悪役令嬢は元婚約者の恋人(?)と幸せになります
「サラ・ジャービス伯爵令嬢! 今日この場をもって、お前との婚約を破棄させてもらう!」
王立学園の卒業パーティーの最中、私の婚約者でもあるザカライア王太子殿下が突然上げた声に、楽団の奏でる音楽が一斉に止む。
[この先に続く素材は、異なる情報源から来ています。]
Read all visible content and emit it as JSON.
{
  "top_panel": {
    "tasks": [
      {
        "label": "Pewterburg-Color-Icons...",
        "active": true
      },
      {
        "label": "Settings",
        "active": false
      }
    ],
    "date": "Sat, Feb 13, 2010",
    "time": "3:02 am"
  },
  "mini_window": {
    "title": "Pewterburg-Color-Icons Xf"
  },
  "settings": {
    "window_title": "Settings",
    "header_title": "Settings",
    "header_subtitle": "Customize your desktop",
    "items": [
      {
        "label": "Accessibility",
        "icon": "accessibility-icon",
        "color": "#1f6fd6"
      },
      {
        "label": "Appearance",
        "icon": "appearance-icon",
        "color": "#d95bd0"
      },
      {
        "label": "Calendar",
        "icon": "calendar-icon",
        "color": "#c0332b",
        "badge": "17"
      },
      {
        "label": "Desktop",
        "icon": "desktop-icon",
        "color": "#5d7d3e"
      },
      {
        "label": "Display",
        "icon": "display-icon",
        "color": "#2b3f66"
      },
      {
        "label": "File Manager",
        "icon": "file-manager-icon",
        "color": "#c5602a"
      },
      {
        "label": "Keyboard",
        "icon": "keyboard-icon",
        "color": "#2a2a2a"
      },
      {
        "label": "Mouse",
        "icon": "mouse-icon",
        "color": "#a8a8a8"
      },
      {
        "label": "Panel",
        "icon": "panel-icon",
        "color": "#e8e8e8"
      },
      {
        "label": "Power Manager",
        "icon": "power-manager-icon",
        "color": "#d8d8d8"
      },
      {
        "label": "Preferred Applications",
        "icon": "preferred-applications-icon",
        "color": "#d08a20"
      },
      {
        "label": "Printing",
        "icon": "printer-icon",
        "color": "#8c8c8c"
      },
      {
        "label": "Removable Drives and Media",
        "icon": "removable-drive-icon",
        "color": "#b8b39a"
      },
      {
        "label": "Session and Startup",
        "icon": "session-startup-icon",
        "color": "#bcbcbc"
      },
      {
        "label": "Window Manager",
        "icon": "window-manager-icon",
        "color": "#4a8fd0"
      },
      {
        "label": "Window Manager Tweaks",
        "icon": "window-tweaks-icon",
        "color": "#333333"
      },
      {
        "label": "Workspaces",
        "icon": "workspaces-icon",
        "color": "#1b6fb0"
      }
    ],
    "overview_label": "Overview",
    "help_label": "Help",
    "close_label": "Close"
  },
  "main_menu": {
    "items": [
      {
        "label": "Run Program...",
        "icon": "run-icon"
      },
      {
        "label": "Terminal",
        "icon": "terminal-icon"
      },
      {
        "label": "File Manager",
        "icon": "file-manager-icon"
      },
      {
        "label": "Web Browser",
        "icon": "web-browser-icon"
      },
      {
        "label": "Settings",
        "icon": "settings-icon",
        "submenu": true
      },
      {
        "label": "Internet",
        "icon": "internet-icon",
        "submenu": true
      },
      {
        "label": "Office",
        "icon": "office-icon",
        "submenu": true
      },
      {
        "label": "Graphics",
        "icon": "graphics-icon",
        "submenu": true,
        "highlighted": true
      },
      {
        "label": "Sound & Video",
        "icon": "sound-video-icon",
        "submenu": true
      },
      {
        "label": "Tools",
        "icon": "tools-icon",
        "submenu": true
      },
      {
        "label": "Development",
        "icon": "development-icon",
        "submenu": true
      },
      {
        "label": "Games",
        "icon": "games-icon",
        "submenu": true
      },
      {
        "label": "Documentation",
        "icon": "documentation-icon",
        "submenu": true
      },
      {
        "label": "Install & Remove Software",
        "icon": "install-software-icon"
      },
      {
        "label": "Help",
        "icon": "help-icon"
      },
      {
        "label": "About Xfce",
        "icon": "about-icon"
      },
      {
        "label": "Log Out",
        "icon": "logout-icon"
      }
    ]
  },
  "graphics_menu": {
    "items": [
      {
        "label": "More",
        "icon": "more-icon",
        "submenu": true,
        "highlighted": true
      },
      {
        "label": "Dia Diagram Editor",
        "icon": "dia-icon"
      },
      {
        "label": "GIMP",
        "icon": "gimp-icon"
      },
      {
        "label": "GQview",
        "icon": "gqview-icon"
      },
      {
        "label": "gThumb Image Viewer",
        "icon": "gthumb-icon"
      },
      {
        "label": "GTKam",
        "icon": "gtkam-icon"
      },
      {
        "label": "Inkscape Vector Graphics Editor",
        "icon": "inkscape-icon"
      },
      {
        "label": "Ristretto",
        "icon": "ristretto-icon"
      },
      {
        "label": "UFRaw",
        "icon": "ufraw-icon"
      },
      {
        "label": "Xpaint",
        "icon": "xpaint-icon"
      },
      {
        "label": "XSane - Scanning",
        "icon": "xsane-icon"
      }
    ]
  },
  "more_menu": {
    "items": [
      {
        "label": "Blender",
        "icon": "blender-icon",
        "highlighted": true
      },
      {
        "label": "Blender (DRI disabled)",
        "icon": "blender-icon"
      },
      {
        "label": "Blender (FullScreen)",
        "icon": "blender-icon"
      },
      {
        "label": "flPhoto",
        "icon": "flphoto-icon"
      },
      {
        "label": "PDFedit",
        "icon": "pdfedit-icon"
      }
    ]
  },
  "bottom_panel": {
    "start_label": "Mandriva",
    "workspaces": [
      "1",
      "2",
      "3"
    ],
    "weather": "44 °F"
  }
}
突然のことに声も出せず、目を見張ることしか出来ない私の周囲から、今日一緒に卒業した同級生たちが、気遣わしげな目を向けながらそっと離れて行く。
どうしよう、なぜこんな事に。
混乱して回らない頭で必死に言葉を探し、何とか口にする。
「……ザカライア王太子殿下、理由をお聞かせいただけますか」
「理由だと? 自分がやった事なのに、説明しないと分からないとはな。お前は同じ学園の生徒であるレスリーをいつも隠れて虐めていただろう?! この性悪の悪役令嬢が!!」
全く身に覚えのない話だった。
しかも、最近お芝居で流行っているという悪役令嬢になぞらえて断罪劇を始めるなんて、どうしてこの人はいつも突拍子もない事ばかり仕出かすのだろう。
後先考えない言動と行動で迷惑を被り続けてきたが、王妃様から「お願い、あの子を見捨てないで」と、泣いて頼まれていたから今まで我慢してやっていたのに。この親不孝者め。
いつかはこんな日が来るんじゃないかと、心の隅では思っていたのは確かだ。でもこんな衆人環視の中で言い掛かりを付けられるとは、悪い夢を見ているようだ。
「私に『悪役令嬢』のレッテルを貼れば、婚約破棄の大義名分になるとでも思っているのですか? 私とレスリーは仲の良い友人です。虐める理由などありません」
「はっ、仲の良い友人だと? お前は友人に水を浴びせたり、教科書を破いたり、突き飛ばしたりするのか? 階上の教室窓から植木鉢を落として怪我をさせるなど、もはや殺人未遂だぞ!」
「そんなことはしていません!」
ザカライアは隣に立っていたレスリー・ハーディングの腰に手を回し、自分の方へと引き寄せた。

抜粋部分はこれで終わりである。